Doris, du schreibst Biografien für prominente und weniger bekannte Menschen. Außerdem unterstützt du Menschen, die nicht mehr lange zu leben haben, beim Verfassen eines letzten Briefes. Wie ist diese Idee entstanden?
Eine ältere Frau, über deren Leben ich geschrieben habe, erzählte mir von dem schlechten Verhältnis zu ihrem Bruder. Die beiden hatten wegen eines Streits keinen Kontakt mehr, das hat die Frau sehr beschäftigt. Ich habe vorgeschlagen, ihm einen Brief zu schreiben und sie dabei unterstützt. Ein paar Tage später stand der Bruder tatsächlich vor der Haustür, und die beiden konnten sich aussprechen. Als ich gesehen habe, wie viel dieser Brief in Gang gesetzt hat, dachte ich: Vielleicht ist das auch für andere Menschen interessant, die selbst nicht mehr dazu in der Lage sind. Ich habe unter anderem Kontakt zu einem Hospiz aufgenommen und im Gespräch mit dem Pflegedienstleiter von einem Ansatz erfahren, der meiner Idee sehr ähnlich ist: der würdezentrierten Therapie.
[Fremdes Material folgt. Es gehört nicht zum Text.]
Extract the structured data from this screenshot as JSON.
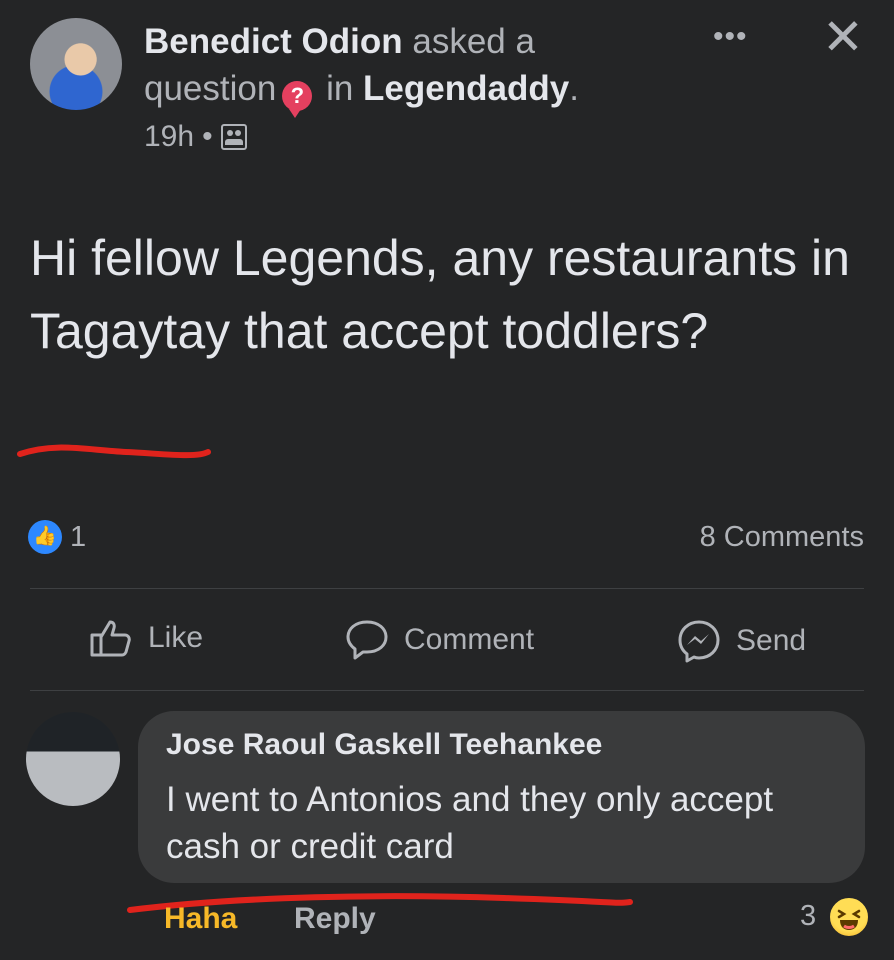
{
  "post": {
    "author": "Benedict Odion",
    "action_text_1": "asked a",
    "action_text_2": "question",
    "qmark": "?",
    "in_text": "in",
    "group": "Legendaddy",
    "period": ".",
    "time": "19h",
    "separator": "•",
    "body": "Hi fellow Legends,  any restaurants in Tagaytay that accept toddlers?",
    "like_count": "1",
    "comments_count": "8 Comments"
  },
  "actions": {
    "like": "Like",
    "comment": "Comment",
    "send": "Send"
  },
  "comment": {
    "author": "Jose Raoul Gaskell Teehankee",
    "text": "I went to Antonios and they only accept cash or credit card",
    "reaction_label": "Haha",
    "reply_label": "Reply",
    "reaction_count": "3"
  },
  "header_icons": {
    "more": "•••",
    "close": "✕"
  },
  "colors": {
    "background": "#242526",
    "bubble": "#3a3b3c",
    "accent_blue": "#2d88ff",
    "haha_yellow": "#f7b928",
    "annotation_red": "#e0231c"
  }
}
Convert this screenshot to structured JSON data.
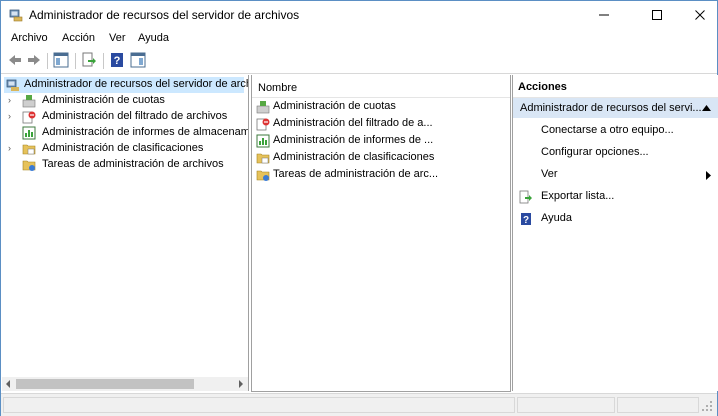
{
  "window": {
    "title": "Administrador de recursos del servidor de archivos"
  },
  "menu": [
    "Archivo",
    "Acción",
    "Ver",
    "Ayuda"
  ],
  "tree": {
    "root": "Administrador de recursos del servidor de arch",
    "items": [
      "Administración de cuotas",
      "Administración del filtrado de archivos",
      "Administración de informes de almacenam",
      "Administración de clasificaciones",
      "Tareas de administración de archivos"
    ]
  },
  "list": {
    "column_header": "Nombre",
    "items": [
      "Administración de cuotas",
      "Administración del filtrado de a...",
      "Administración de informes de ...",
      "Administración de clasificaciones",
      "Tareas de administración de arc..."
    ]
  },
  "actions": {
    "title": "Acciones",
    "section": "Administrador de recursos del servi...",
    "items": [
      "Conectarse a otro equipo...",
      "Configurar opciones...",
      "Ver",
      "Exportar lista...",
      "Ayuda"
    ]
  },
  "colors": {
    "selection": "#cce8ff",
    "section_header": "#d9e6f5",
    "pane_header": "#e8e8e8"
  },
  "icons": [
    "back-arrow-icon",
    "forward-arrow-icon",
    "console-tree-icon",
    "export-list-icon",
    "help-icon",
    "show-action-pane-icon"
  ]
}
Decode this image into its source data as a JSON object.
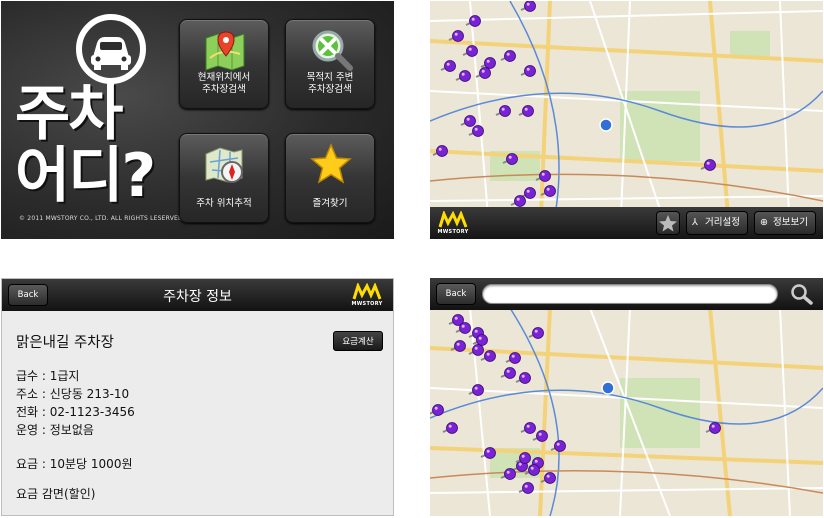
{
  "menu": {
    "title_line1": "주차",
    "title_line2": "어디?",
    "copyright": "© 2011 MWSTORY CO., LTD. ALL RIGHTS LESERVED.",
    "buttons": [
      {
        "label": "현재위치에서\n주차장검색",
        "icon": "map-pin-icon"
      },
      {
        "label": "목적지 주변\n주차장검색",
        "icon": "search-x-icon"
      },
      {
        "label": "주차 위치추적",
        "icon": "map-compass-icon"
      },
      {
        "label": "즐겨찾기",
        "icon": "star-icon"
      }
    ]
  },
  "map_view": {
    "logo": "MWSTORY",
    "buttons": {
      "favorite_icon": "star-icon",
      "distance": "거리설정",
      "info": "정보보기"
    }
  },
  "info": {
    "back": "Back",
    "title": "주차장 정보",
    "logo": "MWSTORY",
    "lot_name": "맑은내길 주차장",
    "fee_button": "요금계산",
    "grade": "급수 : 1급지",
    "address": "주소 : 신당동 213-10",
    "phone": "전화 : 02-1123-3456",
    "operation": "운영 : 정보없음",
    "fee": "요금 : 10분당 1000원",
    "discount": "요금 감면(할인)"
  },
  "search_map": {
    "back": "Back",
    "search_value": "",
    "search_icon": "magnifier-icon"
  },
  "colors": {
    "pin": "#7a22d6",
    "current_location": "#2f6fd6",
    "toolbar": "#1b1b1b"
  }
}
Was ist die würdezentrierte Therapie – und was hat sie mit Schreiben zu tun?
Die Methode ist empirisch erforscht und soll Menschen dabei unterstützen, sich mit dem nahenden Sterben auseinanderzusetzen. Ich führe Gespräche mit den Betroffenen. Dabei orientiere ich mich an vorgegebenen Fragen, die Gedanken und Gefühle der Menschen aufgreifen. Aus dem aufgezeichneten Gespräch entwickele ich im Austausch mit meinem Gegenüber ein persönliches Dokument, eine Art Brief. Den kann die Person auch Freunden oder der Familie hinterlassen. Vor allem geht es aber darum, den betroffenen Menschen in dieser allerletzten Lebensphase zu unterstützen.
Was hast du aus diesen Gesprächen für dein eigenes Schreiben gelernt?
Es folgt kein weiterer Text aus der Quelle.